Millennial pub sitcom makes effortless transfer from screen to stage
Fourteen years after it last aired on the BBC, The Grapes opens its Early Doors once more. Set in a Stockport pub, Craig Cash and Phil Mealey's low-fi sitcom focused on the customers who turn up as soon as the pub traditionally opens for the evening. A celebration of the extraordinary within the ordinary, on one hand it centres on the minutiae of life while also expressing the larger aspects in the love and friendship between put-upon landlord Ken (John Henshaw) and his troupe of oddball regulars.
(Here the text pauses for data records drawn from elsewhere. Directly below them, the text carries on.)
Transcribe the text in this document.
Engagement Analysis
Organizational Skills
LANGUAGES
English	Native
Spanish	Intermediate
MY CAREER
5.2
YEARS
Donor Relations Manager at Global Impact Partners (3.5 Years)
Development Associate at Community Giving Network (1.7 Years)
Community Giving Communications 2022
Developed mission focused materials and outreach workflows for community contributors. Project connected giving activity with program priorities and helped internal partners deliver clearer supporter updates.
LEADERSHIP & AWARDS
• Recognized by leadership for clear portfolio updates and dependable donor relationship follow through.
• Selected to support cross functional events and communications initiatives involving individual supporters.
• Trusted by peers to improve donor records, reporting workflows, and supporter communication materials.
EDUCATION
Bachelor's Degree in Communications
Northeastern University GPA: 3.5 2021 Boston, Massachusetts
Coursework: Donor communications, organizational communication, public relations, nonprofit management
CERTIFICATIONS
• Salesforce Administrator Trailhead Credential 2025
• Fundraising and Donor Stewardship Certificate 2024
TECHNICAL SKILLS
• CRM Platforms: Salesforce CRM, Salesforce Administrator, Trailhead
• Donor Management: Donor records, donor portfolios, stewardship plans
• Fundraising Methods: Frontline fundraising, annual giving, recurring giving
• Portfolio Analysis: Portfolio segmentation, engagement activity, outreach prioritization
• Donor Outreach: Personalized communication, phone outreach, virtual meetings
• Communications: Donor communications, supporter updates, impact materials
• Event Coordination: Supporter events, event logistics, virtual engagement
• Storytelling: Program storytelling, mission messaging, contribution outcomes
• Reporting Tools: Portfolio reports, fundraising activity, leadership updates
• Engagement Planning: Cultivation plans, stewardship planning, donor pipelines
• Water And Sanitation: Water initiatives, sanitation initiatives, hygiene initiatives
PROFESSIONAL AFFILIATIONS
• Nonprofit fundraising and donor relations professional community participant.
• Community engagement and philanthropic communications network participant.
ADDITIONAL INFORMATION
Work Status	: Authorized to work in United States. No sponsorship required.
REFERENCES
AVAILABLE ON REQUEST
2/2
It's a portrait that Cash and Mealey have transferred to the stage successfully, even throwing in a narrative curveball to keep up the pace in this extended tale. The cosy, almost claustrophobic confines of the pub are emphasised by the split-level stage: the bar downstairs and the living quarters upstairs, which is largely the domain of matriarch Jean (Judith Barker).
Most of the original cast have returned, but where two of the number are absent, it's used to get one of the biggest laughs of the night: due to a gas explosion Eddie and Joan are no more, but the 'unique' idiosyncratic couple are simply replaced by another, almost identical one who have since also discovered The Grapes' delights.
Much of the comedy is derived from a series of setpiece double acts: lothario Duffy (Mealey) and unassuming Joe (Cash); the bent coppers always on the lig with Kenny as their straight man; Jean and cleaner Winnie (Joan Kempson). Kempson in particular shines, relishing her punchlines without over-egging them.
What Cash and Mealey have tapped into here – like Cash's The Royle Family alongside Caroline Aherne – is the humour inherent in working-class northern culture. The laughs are big and plenty, with the jokes carefully crafted: a line from Joe about Viagra and gout is close to perfect. Elsewhere there's a comforting old-fashioned quality that fits perfectly, a world of Battenberg slices, pints of mild and jokes about pile cream.
Events are only very gently brought up to date with Joe's vaping and Duffy messing with Tinder, but that sepia hue remains. After all, though created just after the millennium, Early Doors always harked back to a bygone era which was all part of its considerable charm.
Early Doors Live is on tour until Sun 7 Oct. Seen at Lowry Theatre, Salford, Tue 4 Sep.